Prostate Cancer: Cancer Treatment

By the time an appointment letter for a meeting with an oncologist in Lancashire arrived I was mentally in a bad way and had returned to Orkney, registered with my local GP and started taking Bicalutamide tablets to lower testosterone. I had a phone call out of the blue on 16 November 2021 from a consultant in Elgin. He was very direct and told me that I had a very serious prostate cancer that needed urgent treatment, that I'd probably got another five years to live and would have injections every three months at the local GP surgery. I began 3-monthly injections of Triptorelin, also called Decapeptyl SR, to lower testosterone levels on 18th November 2021. No one gave me any information about its possible effects, monitored my mental state, or offered any psychological support, and I now think that it is a likely cause of further deterioration in my mental state and my concern about a possible stroke or other medical event when I suffered from blurred vision eight days later while in Shetland. I now know that the information sheet for the drug states: 'There is an increased risk of incident depression (which may be severe) in patients undergoing treatment with GnRH agonists, such as Triptorelin. Patients should be informed accordingly and treated as appropriate. Patients with known depression should be monitored closely during therapy.' Among the possible side effects listed is blurring or disturbance of vision.

I didn't receive any more information about the treatment or the prognosis. I knew that the cancer was advanced and inoperable, the letter from the urologist in Lancaster had said that it had spead to lymph nodes and bones, and no one at either the Gilbert Bain of Royal Cornhill hospitals helped me to find out more and get some reassurance that might have helped my depression - they simply gave me multiple psychiatric drugs followed by forced ECT.

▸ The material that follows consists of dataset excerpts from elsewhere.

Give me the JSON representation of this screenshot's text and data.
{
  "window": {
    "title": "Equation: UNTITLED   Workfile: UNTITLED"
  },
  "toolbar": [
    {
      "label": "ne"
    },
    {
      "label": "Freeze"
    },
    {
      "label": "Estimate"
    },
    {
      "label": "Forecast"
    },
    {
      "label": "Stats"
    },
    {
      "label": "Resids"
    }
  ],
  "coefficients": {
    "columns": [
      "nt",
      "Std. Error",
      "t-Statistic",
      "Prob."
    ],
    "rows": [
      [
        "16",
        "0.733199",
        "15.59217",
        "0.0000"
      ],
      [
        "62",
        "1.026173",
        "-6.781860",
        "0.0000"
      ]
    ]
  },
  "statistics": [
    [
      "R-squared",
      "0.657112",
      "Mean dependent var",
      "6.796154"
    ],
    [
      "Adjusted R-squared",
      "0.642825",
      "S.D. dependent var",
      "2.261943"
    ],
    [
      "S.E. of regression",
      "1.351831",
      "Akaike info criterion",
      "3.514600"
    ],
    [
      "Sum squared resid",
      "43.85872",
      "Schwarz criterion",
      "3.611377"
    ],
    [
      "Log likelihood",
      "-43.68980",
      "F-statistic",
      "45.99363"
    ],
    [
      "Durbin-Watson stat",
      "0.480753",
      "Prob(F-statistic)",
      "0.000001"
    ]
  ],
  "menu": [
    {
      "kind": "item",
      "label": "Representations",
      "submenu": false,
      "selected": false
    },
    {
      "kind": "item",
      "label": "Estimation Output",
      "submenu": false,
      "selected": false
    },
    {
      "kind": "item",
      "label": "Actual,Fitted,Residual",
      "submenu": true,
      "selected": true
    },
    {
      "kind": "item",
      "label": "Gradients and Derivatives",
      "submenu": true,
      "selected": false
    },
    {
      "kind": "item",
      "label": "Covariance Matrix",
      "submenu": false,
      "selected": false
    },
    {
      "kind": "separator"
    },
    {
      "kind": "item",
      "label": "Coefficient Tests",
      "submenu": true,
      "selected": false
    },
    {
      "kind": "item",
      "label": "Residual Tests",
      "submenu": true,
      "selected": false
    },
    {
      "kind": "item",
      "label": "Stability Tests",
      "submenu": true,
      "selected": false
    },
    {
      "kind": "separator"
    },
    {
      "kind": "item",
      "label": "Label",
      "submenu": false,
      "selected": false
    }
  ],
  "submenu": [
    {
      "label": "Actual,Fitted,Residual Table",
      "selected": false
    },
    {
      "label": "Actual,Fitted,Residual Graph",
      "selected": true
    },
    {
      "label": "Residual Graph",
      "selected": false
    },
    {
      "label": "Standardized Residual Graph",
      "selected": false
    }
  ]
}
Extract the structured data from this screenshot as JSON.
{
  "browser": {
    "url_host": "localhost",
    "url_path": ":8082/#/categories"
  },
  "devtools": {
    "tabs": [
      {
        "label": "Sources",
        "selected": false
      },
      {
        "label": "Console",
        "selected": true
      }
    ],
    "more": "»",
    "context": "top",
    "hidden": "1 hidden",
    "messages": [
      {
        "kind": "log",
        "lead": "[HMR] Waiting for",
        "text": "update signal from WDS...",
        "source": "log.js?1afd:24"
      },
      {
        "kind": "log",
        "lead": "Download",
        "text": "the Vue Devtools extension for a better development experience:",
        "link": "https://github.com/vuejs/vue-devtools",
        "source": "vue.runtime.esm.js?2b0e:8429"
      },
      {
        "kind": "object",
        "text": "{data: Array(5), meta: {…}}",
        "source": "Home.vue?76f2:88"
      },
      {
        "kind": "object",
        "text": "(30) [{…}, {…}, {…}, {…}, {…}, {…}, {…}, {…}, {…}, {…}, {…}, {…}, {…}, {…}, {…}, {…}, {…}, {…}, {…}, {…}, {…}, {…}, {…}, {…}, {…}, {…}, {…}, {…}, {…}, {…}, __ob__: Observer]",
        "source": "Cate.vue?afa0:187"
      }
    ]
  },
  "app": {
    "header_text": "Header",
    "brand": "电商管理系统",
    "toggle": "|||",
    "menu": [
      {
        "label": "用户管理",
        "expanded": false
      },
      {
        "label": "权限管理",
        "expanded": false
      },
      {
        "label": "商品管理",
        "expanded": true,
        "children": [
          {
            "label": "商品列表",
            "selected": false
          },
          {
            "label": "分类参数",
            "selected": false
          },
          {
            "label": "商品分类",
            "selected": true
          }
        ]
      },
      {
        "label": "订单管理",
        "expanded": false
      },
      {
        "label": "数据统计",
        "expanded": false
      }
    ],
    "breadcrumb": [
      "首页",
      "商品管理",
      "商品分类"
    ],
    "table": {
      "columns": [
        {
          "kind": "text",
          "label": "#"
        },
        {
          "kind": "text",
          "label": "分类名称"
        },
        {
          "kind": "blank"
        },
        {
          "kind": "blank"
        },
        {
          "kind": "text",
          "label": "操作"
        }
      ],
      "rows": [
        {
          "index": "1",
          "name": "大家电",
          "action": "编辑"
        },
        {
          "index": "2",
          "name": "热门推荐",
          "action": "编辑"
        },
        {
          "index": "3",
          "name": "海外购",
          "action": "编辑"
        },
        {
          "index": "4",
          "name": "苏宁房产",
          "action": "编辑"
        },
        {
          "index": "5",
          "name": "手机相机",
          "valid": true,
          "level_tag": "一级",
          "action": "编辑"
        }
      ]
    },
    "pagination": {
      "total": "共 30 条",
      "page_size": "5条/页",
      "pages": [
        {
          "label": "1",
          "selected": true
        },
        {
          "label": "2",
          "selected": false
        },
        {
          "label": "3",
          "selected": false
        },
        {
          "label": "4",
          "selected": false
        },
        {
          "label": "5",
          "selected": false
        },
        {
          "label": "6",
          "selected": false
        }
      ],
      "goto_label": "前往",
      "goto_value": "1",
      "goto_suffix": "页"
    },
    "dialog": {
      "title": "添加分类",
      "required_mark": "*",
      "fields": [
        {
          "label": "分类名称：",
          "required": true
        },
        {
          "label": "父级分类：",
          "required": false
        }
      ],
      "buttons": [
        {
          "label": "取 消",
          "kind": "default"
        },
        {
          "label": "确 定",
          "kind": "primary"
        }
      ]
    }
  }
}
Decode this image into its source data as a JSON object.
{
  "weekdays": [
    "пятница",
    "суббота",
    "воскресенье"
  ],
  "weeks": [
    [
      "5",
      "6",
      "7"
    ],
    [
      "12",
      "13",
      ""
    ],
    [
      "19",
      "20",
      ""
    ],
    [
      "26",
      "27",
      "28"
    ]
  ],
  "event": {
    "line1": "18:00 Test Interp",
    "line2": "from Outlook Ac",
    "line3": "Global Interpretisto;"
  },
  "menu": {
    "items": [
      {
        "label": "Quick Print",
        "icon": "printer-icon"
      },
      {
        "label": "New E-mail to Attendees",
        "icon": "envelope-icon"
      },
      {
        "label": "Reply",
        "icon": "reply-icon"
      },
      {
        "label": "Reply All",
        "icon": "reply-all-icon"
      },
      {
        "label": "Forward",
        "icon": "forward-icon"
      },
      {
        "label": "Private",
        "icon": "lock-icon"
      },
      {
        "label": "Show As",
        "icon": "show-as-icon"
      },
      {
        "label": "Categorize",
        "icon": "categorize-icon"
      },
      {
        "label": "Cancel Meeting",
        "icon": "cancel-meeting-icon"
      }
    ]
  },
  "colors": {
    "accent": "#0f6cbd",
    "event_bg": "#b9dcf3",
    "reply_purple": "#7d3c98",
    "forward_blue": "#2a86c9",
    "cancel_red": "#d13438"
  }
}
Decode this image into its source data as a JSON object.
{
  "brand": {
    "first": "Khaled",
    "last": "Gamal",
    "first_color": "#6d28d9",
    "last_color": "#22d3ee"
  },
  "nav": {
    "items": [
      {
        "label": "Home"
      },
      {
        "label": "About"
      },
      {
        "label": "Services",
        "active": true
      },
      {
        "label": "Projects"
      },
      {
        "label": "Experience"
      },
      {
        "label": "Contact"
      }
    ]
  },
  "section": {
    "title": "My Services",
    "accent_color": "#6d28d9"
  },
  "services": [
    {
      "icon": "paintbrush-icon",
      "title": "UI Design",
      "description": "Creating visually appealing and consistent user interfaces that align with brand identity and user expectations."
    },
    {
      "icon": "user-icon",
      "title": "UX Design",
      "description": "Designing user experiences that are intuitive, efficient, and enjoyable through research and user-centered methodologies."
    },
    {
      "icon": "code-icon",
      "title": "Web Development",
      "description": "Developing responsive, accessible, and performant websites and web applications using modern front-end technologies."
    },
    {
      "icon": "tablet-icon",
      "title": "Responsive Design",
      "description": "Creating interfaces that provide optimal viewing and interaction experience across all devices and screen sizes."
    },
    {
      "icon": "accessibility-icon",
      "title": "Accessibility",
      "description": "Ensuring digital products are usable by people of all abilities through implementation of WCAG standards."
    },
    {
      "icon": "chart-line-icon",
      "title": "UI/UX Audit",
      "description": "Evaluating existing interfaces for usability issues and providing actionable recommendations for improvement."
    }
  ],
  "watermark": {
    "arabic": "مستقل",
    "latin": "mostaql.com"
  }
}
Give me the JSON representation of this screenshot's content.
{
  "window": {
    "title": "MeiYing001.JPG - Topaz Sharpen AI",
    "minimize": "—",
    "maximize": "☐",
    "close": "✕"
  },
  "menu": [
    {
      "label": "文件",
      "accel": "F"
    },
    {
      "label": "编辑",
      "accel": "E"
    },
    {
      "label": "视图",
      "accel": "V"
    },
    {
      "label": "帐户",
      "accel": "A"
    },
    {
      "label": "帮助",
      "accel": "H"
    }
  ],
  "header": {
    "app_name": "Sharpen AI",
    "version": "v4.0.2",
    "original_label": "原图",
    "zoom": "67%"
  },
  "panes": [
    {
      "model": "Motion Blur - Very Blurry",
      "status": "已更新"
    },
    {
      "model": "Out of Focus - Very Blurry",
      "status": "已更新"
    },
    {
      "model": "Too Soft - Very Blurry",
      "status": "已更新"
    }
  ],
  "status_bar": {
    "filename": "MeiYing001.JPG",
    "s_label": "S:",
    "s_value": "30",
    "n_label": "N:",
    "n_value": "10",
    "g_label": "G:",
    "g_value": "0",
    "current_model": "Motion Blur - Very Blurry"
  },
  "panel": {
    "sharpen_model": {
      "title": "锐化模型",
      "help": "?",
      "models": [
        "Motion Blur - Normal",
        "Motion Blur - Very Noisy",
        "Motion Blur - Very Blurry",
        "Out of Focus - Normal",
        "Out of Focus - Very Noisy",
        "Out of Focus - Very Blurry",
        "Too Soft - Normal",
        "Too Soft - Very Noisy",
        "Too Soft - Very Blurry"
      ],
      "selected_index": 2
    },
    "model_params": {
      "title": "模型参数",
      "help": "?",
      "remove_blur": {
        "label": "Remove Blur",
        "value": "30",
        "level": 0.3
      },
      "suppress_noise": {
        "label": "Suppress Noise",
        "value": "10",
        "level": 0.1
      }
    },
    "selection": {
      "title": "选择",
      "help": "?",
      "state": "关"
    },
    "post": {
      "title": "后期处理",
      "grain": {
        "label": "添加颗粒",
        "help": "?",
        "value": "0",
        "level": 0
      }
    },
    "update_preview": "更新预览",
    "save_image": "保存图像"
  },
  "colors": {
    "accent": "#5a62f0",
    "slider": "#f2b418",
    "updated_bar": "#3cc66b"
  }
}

It was only after I won an appeal against a Compulsory Treatment Order and became a voluntary patient that I regained some control over my life. In February 2022 I met my oncologist for the first time. He showed me on a scan that the cancer had spread to some lymph nodes in my pelvis and abdomen but not yet to my bones, and added daily Abiraterone and Prednisolone tablets to my treatment. As I was now a voluntary patient and had bought a MacBook I had access to the internet from my hospital bed and was in a mental state to learn more about prostate cancer treatment.

In the summer of 2022, after I had resumed my normal life, I had a course of six weekly radiation treatments. It was rather sobering to see that they were described as 'palliative'. I have four-weekly blood tests at the hospital in Kirkwall and so far my PSA has remained low, although I know from my online reading that at an unknown time in the future it is likely that the cancer will start to progress again. So far the side effects haven’t been too difficult to live with, apart from temperature control being a bit erratic and loss of libido. I wish that someone had told me that a relatively normal life is possible, even with advanced prostate cancer, and offered some counselling or other emotional support when I was first diagnosed. I also wish that I knew about the various online groups and sources of information that I have now found.